Breaking up Nigeria is not the answer to its civil unrest

By Remi Adekoya, The Guardian

3 March 2012

Credit: Sunday Alamba/AP

The funeral of Emeka Ojukwu, attended by Nigeria President Goodluck Jonathan (right).

Forty-five years after proclaiming the breakaway Republic of Biafra, former rebel-leader Emeka Ojukwu was this week given a state burial by the Nigerian government.

It is unusual that the president of a country attends the funeral of a man who tried to engineer that country's breakup. But Ojukwu is being hailed as a hero today because many in Nigeria simply believe the man had a point. Many Nigerians are unhappy with the way their country has turned out. And some, just like Ojukwu in the 1960s, are now questioning the viability of the state in itself.

In 2005, the CIA published a report warning that Nigeria, the seventh most populous country in the world, could disintegrate within 15 years. At the time, that prediction was dismissed by most Nigerians as baseless alarmism. But recent events have prompted a re-evaluation of that gloomy forecast.

The northern-based Boko Haram Islamists are currently wreaking havoc in Nigeria, ramping up their terrorist attacks and demanding that Sharia law be implemented throughout a country where roughly half the population is Christian. Northern Nigeria is predominantly Muslim, while southern Nigeria is largely Christian. Boko Haram have said that those originally from the south who are now living in the north should return to where they came from or face death. In response, some southern leaders have threatened retaliation against the northerners living in their region.
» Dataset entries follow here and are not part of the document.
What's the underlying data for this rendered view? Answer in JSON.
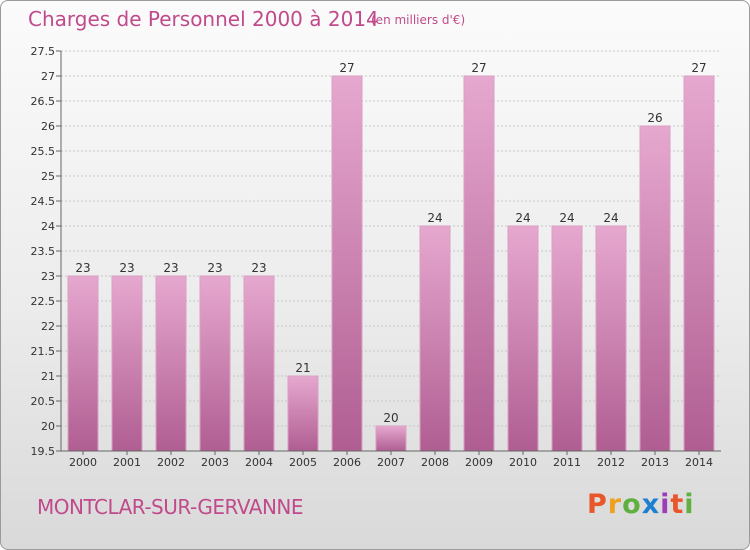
{
  "title": "Charges de Personnel 2000 à 2014",
  "subtitle": "(en milliers d'€)",
  "commune": "MONTCLAR-SUR-GERVANNE",
  "logo": {
    "text": "Proxiti",
    "colors": [
      "#e8562a",
      "#f0a020",
      "#5fb040",
      "#1e7fd0",
      "#9a3fb8",
      "#e8562a",
      "#5fb040"
    ]
  },
  "colors": {
    "bar_top": "#e6a8cf",
    "bar_bottom": "#b05e92",
    "title": "#c04a8b"
  },
  "chart_data": {
    "type": "bar",
    "categories": [
      "2000",
      "2001",
      "2002",
      "2003",
      "2004",
      "2005",
      "2006",
      "2007",
      "2008",
      "2009",
      "2010",
      "2011",
      "2012",
      "2013",
      "2014"
    ],
    "values": [
      23,
      23,
      23,
      23,
      23,
      21,
      27,
      20,
      24,
      27,
      24,
      24,
      24,
      26,
      27
    ],
    "ylim": [
      19.5,
      27.5
    ],
    "yticks": [
      "19.5",
      "20",
      "20.5",
      "21",
      "21.5",
      "22",
      "22.5",
      "23",
      "23.5",
      "24",
      "24.5",
      "25",
      "25.5",
      "26",
      "26.5",
      "27",
      "27.5"
    ],
    "grid": true
  }
}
Nigeria is currently experiencing a surge in ethnic animosity fuelled by the sectarian violence, which the central government has been incapable of quelling. President Goodluck Jonathan recently described the present situation as "worse than during the [1967-70] civil war". In January, Nigerian Nobel laureate Wole Soyinka said that Nigeria is "already progressing towards a defacto break up."

Nigeria is the result of a 1914 British colonial decision to lump together more than 250 ethnic groups, differing in culture and social structure. In 1967, the eastern part of the country, dominated by the Igbo ethnic group, announced secession under then Colonel Ojukwu after a pogrom of Igbos living in the north. But the central government eventually battled the breakaway republic into submission at the cost of more than 1 million lives.

That laid to rest any ideas of dividing Nigeria at the time, but today a growing number of voices are saying that a breakup would be the best solution for the people living in its territory. "What's the point of keeping the country together when it is clearly not working? Only the northern elites wants one Nigeria, and that's because their region lacks natural resources while there is plenty of oil in the south," a friend of mine from the south told me recently.

"If Yugoslavia and Sudan could break up, then why can't we?" he added.

Many Nigerians from the south feel the north, where education levels are much lower, brings precious little to the nation's table in terms of resources and human capital, yet its elites consume a huge chunk of the national budget due to their political influence.

Why not engineer a peaceful breakup and let new nations build more functional political entities with rulers who share the same values as their citizens? It sounds simple enough.

But on reflection, the belief of a breakup improving things is based on false premises. The first of these is that there is a viable configuration under which Nigeria could split today in a peaceful manner. In reality, a simple north-south divide or even a north-east-west divide simply won't fly.

In the winner-takes-all mentality that pervades modern-day Nigerian society, no ethnic group will want to accept the role of "second fiddle" in a new entity: we would be talking of at least six, maybe even 10 new countries. How many would be able to survive? Are conflicts between them not inevitable, such as between Ethiopia and Eritrea? The post-Yugoslavian states could count on the EU for help. Post-Nigerian states would have no such luxury.

Secondly, the idea of unity even within the same ethnic group is overly idealistic. There are sub-groups and sub-groups of sub-groups within each of Nigeria's tribes. Take away a common enemy to unite them and chaos could ensue.

There would also likely be a battle for control of the oil, which is mostly located in the southern Niger Delta region. This could spark a long-lasting Congo-like conflict.

Nigeria's political scene today is controlled by men commonly referred to as "godfathers," a handful of rich and powerful figures who hand-pick candidates for all the significant political offices in the country, ensuring their victory through bribes, threats and, if necessary, murder.

When their "boy," as such a protege is called, gets into office, he repays his godfather for the "investment" made in him through bogus contracts and a host of other means. He is also obliged to turn a blind eye to any criminal activity that his godfather, or those he protects, might commit.

This system functions in all areas of Nigeria – north and south alike. So what would the creation of new countries change? Secession will not alter the situation of the average Nigerian.

Fingering religious or ethnic differences as the root of Nigeria's problems oversimplifies the situation. The most immediate problem is the godfathers' stranglehold on power. The people of Nigeria will not know freedom until they can unite against this menance and the corruption it brings, much as they did in forcing the British colonialists to relinquish power five decades ago.

Otherwise the outcome of a breakup would simply be smaller, weaker nations governed by systems no less corrupt and dysfunctional than today.